Sbaglia chi pensa che lo scivolamento della parola possa bastare, che un rafforzamento di gesti deittici possa essere sufficiente, il vero Toscano lo devi scovare nella tana: nelle viuzze della campagna, nei casolari e nei baretti. Sarà che, per assistere a Gobbo a mattoni, chi scrive si è infiltrato nel piccolo spazio Palco 38, a Carrara, sarà perché lo spettacolo è interamente incentrato su un circolino o sarà perché a far da padrona era quella lingua così schietta e sincera, ma mi son sentita a casa. Oggi passano sotto il marchio di Denominazione d’Origine Protetta, allestimenti come l’ultimo mainstream di Pieraccioni-Conti-Panariello, traslazione teatrale di gag e macchiette televisive che, per chi scrive, ha poco a che vedere con quei maledetti toscani (si pensi a Malaparte, ma anche al caro Carlo Monni) ai quali il rigurgito del dialetto proviene dal centro dello stomaco. Quel teatro verace, veritiero, che racconta di noi, di quello che eravamo e di quello che siamo oggi.

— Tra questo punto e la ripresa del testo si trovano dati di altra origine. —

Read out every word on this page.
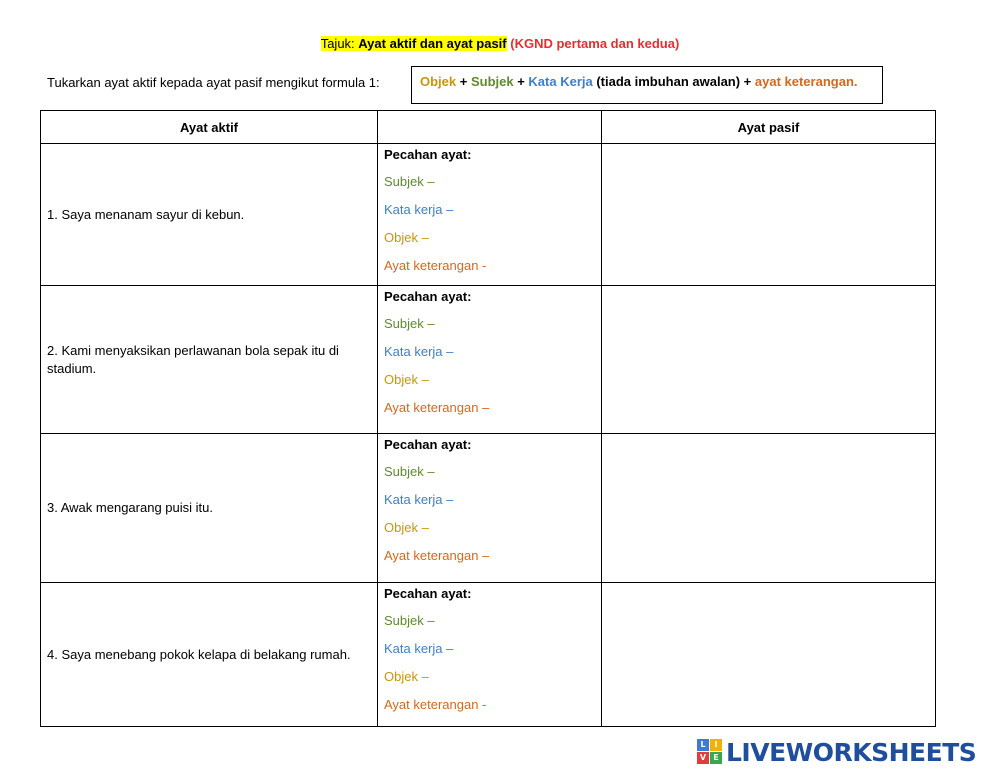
Tajuk: Ayat aktif dan ayat pasif (KGND pertama dan kedua)
Tukarkan ayat aktif kepada ayat pasif mengikut formula 1:	Objek + Subjek + Kata Kerja (tiada imbuhan awalan) + ayat keterangan.
Ayat aktif		Ayat pasif
1. Saya menanam sayur di kebun.	Pecahan ayat:
Subjek –
Kata kerja –
Objek –
Ayat keterangan -	

2. Kami menyaksikan perlawanan bola sepak itu di stadium.	Pecahan ayat:
Subjek –
Kata kerja –
Objek –
Ayat keterangan –	

3. Awak mengarang puisi itu.	Pecahan ayat:
Subjek –
Kata kerja –
Objek –
Ayat keterangan –	

4. Saya menebang pokok kelapa di belakang rumah.	Pecahan ayat:
Subjek –
Kata kerja –
Objek –
Ayat keterangan -	

L	I
V E LIVEWORKSHEETS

A farlo per noi è uno smagliante Riccardo Goretti (unico attore, se non per la comparsata finale del regista Massimo Bonecchi) intento a un solitario, seduto a un tavolo con quattro sedie attorno e niente più. Troviamo posto davanti a lui, in questo spazio “intimo”: ci racconta la storia di una casa del popolo costretta a chiudere e alla quale, nella stanza accanto, tra urla, trenini e canti, viene dato l’ultimo saluto. A lui non va di festeggiare. Lui, il Sindachino (soprannome a causa della stretta vicinanza al sindaco del paese), è triste perché con oggi si sancisce la fine di un’era inaugurata cinquant’anni fa con Tu che mi hai preso il cuor appositamente eseguita dal vivo da Gianni Morandi.

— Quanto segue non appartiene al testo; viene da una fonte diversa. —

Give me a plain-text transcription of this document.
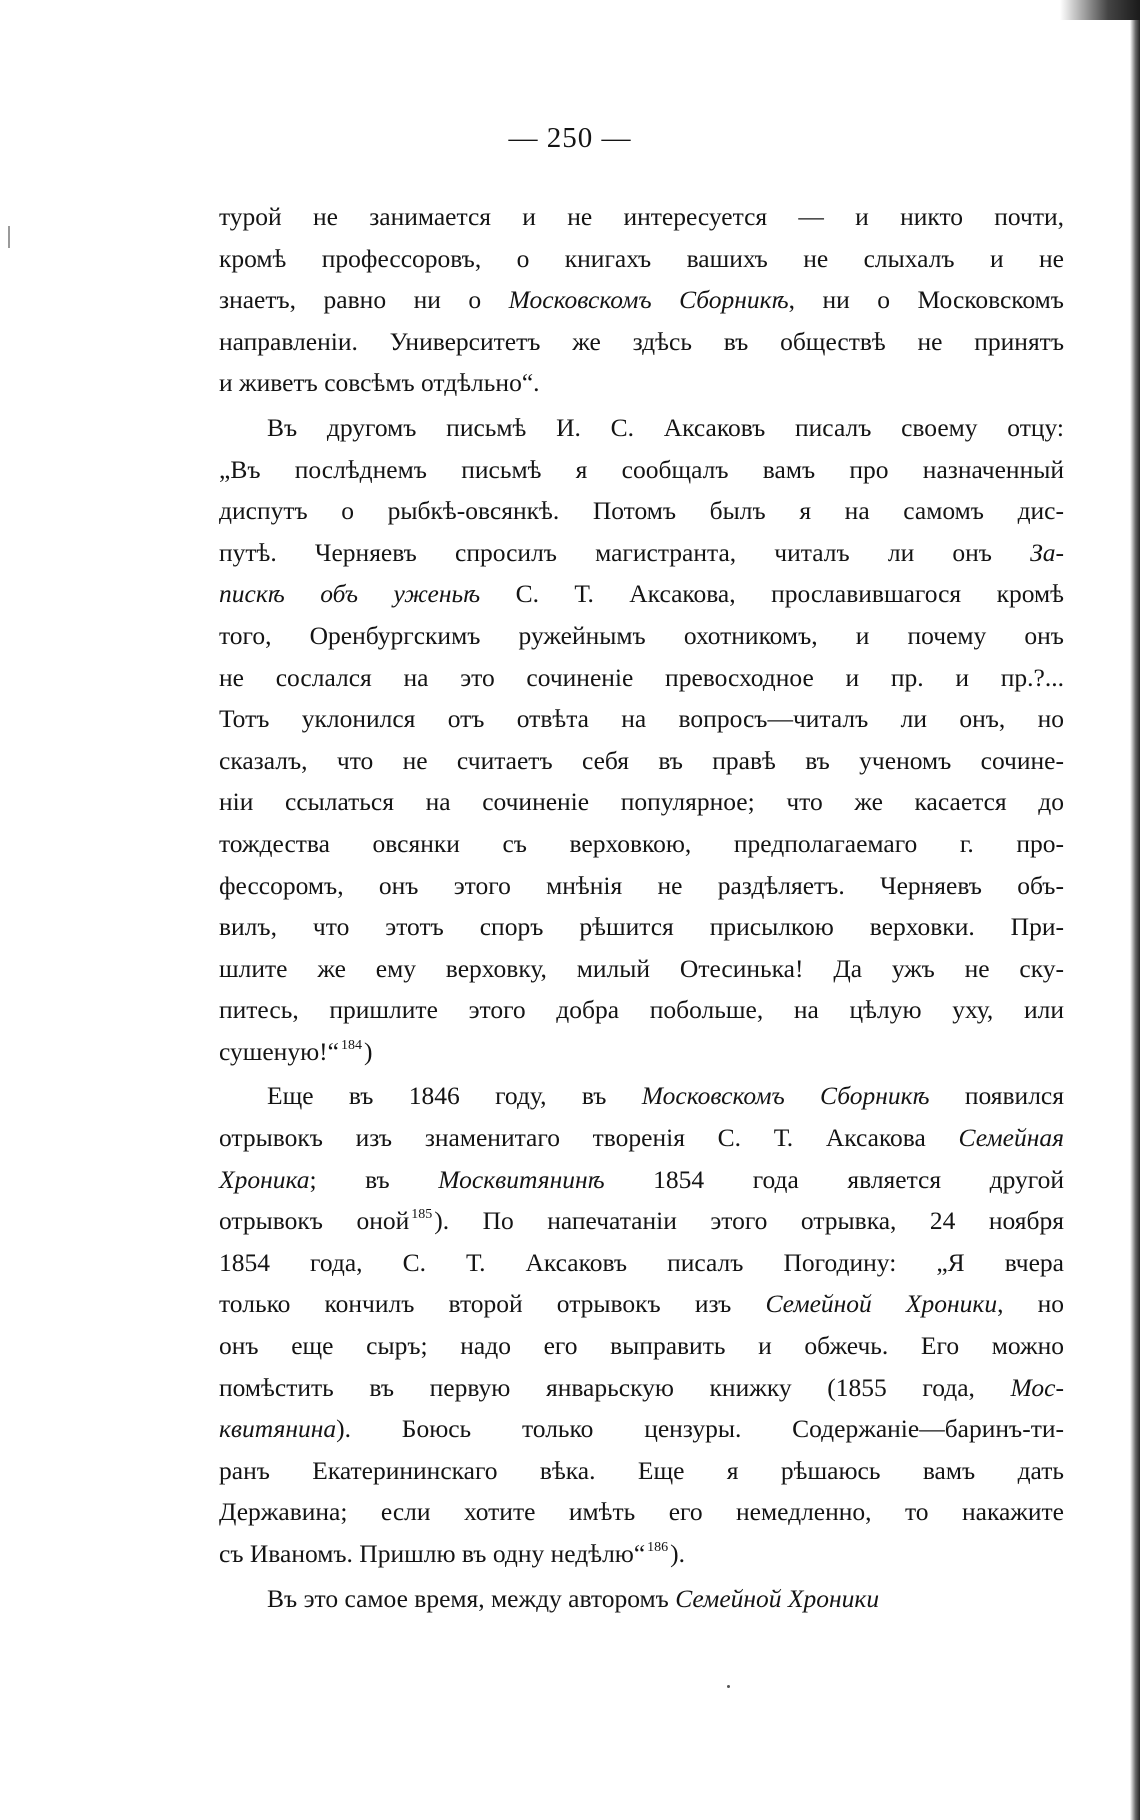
— 250 —
турой не занимается и не интересуется — и никто почти,
кромѣ профессоровъ, о книгахъ вашихъ не слыхалъ и не
знаетъ, равно ни о Московскомъ Сборникѣ, ни о Московскомъ
направленіи. Университетъ же здѣсь въ обществѣ не принятъ
и живетъ совсѣмъ отдѣльно“.
Въ другомъ письмѣ И. С. Аксаковъ писалъ своему отцу:
„Въ послѣднемъ письмѣ я сообщалъ вамъ про назначенный
диспутъ о рыбкѣ-овсянкѣ. Потомъ былъ я на самомъ дис-
путѣ. Черняевъ спросилъ магистранта, читалъ ли онъ За-
пискѣ объ уженьѣ С. Т. Аксакова, прославившагося кромѣ
того, Оренбургскимъ ружейнымъ охотникомъ, и почему онъ
не сослался на это сочиненіе превосходное и пр. и пр.?...
Тотъ уклонился отъ отвѣта на вопросъ—читалъ ли онъ, но
сказалъ, что не считаетъ себя въ правѣ въ ученомъ сочине-
ніи ссылаться на сочиненіе популярное; что же касается до
тождества овсянки съ верховкою, предполагаемаго г. про-
фессоромъ, онъ этого мнѣнія не раздѣляетъ. Черняевъ объ-
вилъ, что этотъ споръ рѣшится присылкою верховки. При-
шлите же ему верховку, милый Отесинька! Да ужъ не ску-
питесь, пришлите этого добра побольше, на цѣлую уху, или
сушеную!“ $^{184}$)
Еще въ 1846 году, въ Московскомъ Сборникѣ появился
отрывокъ изъ знаменитаго творенія С. Т. Аксакова Семейная
Хроника; въ Москвитянинѣ 1854 года является другой
отрывокъ оной $^{185}$). По напечатаніи этого отрывка, 24 ноября
1854 года, С. Т. Аксаковъ писалъ Погодину: „Я вчера
только кончилъ второй отрывокъ изъ Семейной Хроники, но
онъ еще сыръ; надо его выправить и обжечь. Его можно
помѣстить въ первую январьскую книжку (1855 года, Мос-
квитянина). Боюсь только цензуры. Содержаніе—баринъ-ти-
ранъ Екатерининскаго вѣка. Еще я рѣшаюсь вамъ дать
Державина; если хотите имѣть его немедленно, то накажите
съ Иваномъ. Пришлю въ одну недѣлю“ $^{186}$).
Въ это самое время, между авторомъ Семейной Хроники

Come tutti i giorni si ritrova seduto a un tavolo, il suo, ad attendere i tre amici per giocare a briscola: Dumenuti, Krusciovve e la Madonnina. La peculiarità del gioco è che il loro mazzo, sempre quello, è monco, avendo smarrito il Jack (Gobbo, appunto) a mattoni. È consuetudine del gruppo conoscere tale defezione e, quindi, verso la fine della partita, “utilizzare” il fantomatico fante dichiarandolo semplicemente a voce. Aspettando gli amici godottiani, Goretti li descrive accomodandosi sulla sedia che erano soliti occupare, ci parla di loro e della vita vissuta in quel circolino in un percorso amarcord tra riso e riflessione. Tramite questa carrellata si ripercorre la storia intera della casa del popolo, ma, allo stesso tempo, si ricordano tutti questi centri che hanno abitato e vissuto la Toscana. Non manca una sinossi della storia della sinista: sia dal punto di vista iconico (dalla falce e martello alle varie piante e fiori) sia da quello delle abitudini che fanno da ponte tra Matteotti e Matteo Renzi.

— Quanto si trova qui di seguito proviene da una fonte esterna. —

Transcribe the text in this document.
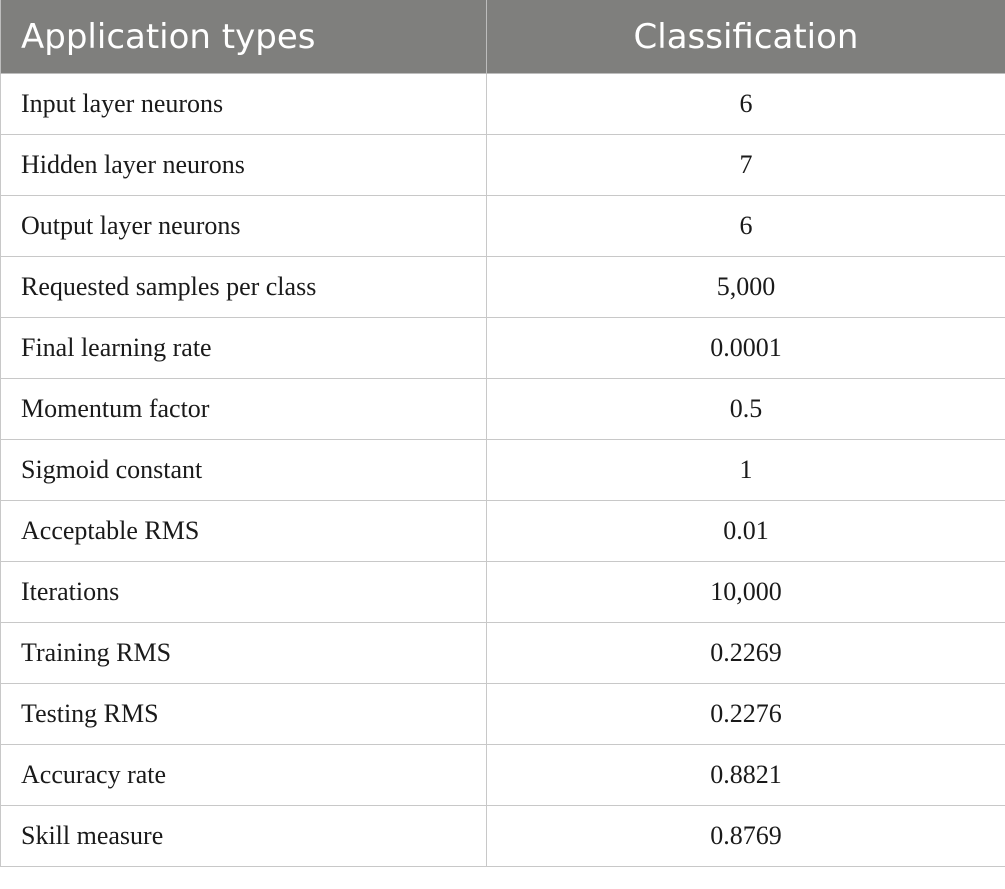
Application types	Classification
Input layer neurons	6
Hidden layer neurons	7
Output layer neurons	6
Requested samples per class	5,000
Final learning rate	0.0001
Momentum factor	0.5
Sigmoid constant	1
Acceptable RMS	0.01
Iterations	10,000
Training RMS	0.2269
Testing RMS	0.2276
Accuracy rate	0.8821
Skill measure	0.8769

Spettacolo verace, sincero, dove la naturalezza e la spontaneità della narrazione riconducono a una semplicità tutta toscana e che Goretti cortesemente ci offre su un piatto d’argento. Una mimica facciale accompagnata da gesti calibrati e studiati, niente è dato al caso: dall’ammicco nel gioco delle carte alla simulazione dell’apertura del finestrino a manovella.